In the mid-1990s, the community rebuffed an Army Corps proposal to dredge, straighten and armor the banks of the Napa River. Stakeholder disagreement and funding gaps had hindered flood control throughout the 1900s, but this time things were different.

Residents insisted on a design that improves the environment and makes the river a focal point of downtown. Agencies responded by assembling a community coalition of many residents, local nonprofits, the Army Corps and county flood control officials. The group engaged in a lengthy planning effort and developed a “living river” design. The plan was to accommodate both floods and the environment by removing armored banks and reconnecting the river to its historical floodplain.


Jeremy Sarrow of the Napa Flood Control District leads a recent tour of the Napa River restoration for the UC Davis Center for Watershed Sciences. The stepped floodwall doubles as an amphitheater in downtown Napa. Photo by Stacy Han/UC Davis

Fifteen years later, 7 miles of the downtown reach have been transformed both visually and functionally.

The confluence of Napa Creek and the Napa River has been extensively reshaped, providing space for floodwaters and improved conveyance. Native plants such as tules, alders and willows stabilize banks.

Meticulously engineered placement of woody debris has made the streams more hospitable for salmon and steelhead trout. Napa Creek overflow channels as wide as boxcars are buried under streets.

Seven bridges and two railroad trestles have been reconstructed at higher levels and dozens of buildings have been torn out to make way for the river.


The 2002 photo on left shows the Hatt Building, an abandoned 19th century storehouse, and a more recent warehouse perched on a steep bank with poor quality habitat. Today, the Hatt is an upscale shopping and dining destination protected by floodwalls with a sculpture garden promenade and the warehouse has been removed to give the river room to handle bigger flows. Photos by Caetlynn Booth (L) and Amber Manfree.

Capacity-increasing overflow basins and the enormous Oxbow bypass look and function like parks when water is at normal levels. The parks, which connect to riverside walking and biking trails, are used for community events year round.

In all, planners estimate they have tripled the river’s capacity while improving habitat and bolstering the local economy. The Army Corps views the effort as a pilot project for flood-prone communities.

The lower Napa: steady, strategic land acquisitions for conservation

At the mouth of the Napa River, a vast wetland complex has quietly become the second-largest tidal restoration project in California, after the South Bay Salt Pond Restoration Project near San Jose. The reserve system grew steadily over the past 40 years, eventually encompassing more than 35,000 acres of wetlands encircling San Pablo Bay.

San Pablo Bay National Wildlife Refuge, one of the oldest of the reserves, now spans more than 10,000 acres near the mouths of the Napa River and Sonoma Creek. Building on this foundation, the Land Trust of Napa County along with county and state agencies have strung together properties along 12 miles of the Napa River to extend the reserve system north from Mare Island to Napa. Today, this network provides habitat, recreation and increased flood capacity. 

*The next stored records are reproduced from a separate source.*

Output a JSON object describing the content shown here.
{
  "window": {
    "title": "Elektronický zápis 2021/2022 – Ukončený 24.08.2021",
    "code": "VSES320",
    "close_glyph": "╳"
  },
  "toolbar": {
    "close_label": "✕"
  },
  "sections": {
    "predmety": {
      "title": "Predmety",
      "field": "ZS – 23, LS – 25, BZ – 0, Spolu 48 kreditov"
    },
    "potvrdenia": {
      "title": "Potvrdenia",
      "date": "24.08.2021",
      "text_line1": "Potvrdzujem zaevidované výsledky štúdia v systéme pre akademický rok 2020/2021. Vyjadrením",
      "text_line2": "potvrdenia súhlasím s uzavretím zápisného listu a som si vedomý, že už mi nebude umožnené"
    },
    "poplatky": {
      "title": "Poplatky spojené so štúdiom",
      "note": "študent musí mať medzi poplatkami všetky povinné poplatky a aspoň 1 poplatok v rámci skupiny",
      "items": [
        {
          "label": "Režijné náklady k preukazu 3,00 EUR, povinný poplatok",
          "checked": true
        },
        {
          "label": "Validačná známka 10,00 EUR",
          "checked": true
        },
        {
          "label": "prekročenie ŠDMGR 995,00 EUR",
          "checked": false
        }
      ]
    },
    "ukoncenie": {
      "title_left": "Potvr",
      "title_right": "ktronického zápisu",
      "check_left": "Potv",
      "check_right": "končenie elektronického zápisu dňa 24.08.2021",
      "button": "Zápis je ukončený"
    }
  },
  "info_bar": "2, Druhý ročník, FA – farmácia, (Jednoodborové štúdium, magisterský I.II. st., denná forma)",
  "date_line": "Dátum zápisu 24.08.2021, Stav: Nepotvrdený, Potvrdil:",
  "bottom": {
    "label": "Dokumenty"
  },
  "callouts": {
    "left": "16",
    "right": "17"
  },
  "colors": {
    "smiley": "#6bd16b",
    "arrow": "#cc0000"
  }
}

In addition, tidal flows are returning and marshes are renewing themselves across 13,000 acres of former salt evaporation ponds and hayfields on the north shore of San Pablo Bay, now part of the state-managed Napa-Sonoma Marshes Wildlife Area.

The South Napa Wetlands Opportunity Area, 1,200-acre component of the flood control project, ties the downtown improvements with the downstream string of estuarine wetland reserves. Breached and lowered levees give floodwaters a safe place to spread out, increasing flood capacity and conveyance downtown and reconnecting the river to its floodplain and tidal marsh.

Both habitat and geomorphic function are being restored throughout the lower Napa River. With every additional levee breach, the area is increasingly hydrologically connected to the San Pablo Bay region.

Rejuvenating a sense of place

Each of these restoration efforts was driven by communities with a strong sense of place and an appreciation of the environment, along with a practical need for flood control and a societal imperative to bring back the salmon.

With the completion of ongoing projects, tens of thousands of acres and about 60 percent of the Napa River’s length will feature improved habitat, intact geomorphic function and reconnected floodplains.

With experience gained through adaptive management, project managers are increasingly skilled in restoring landscape processes. The accrued knowledge will be an asset to future work.

Residents await the next big flood with a new attitude, less afraid and more curious to see how well the redesign will perform. The Federal Emergency Management Agency is revising flood risk zones to reflect improvements, which will lower insurance rates for many.

Years of field surveys will be needed to assess restoration project outcomes for the river’s other residents: the birds, fishes and mammals. Judging by appearances, habitat is already much more appealing to wildlife.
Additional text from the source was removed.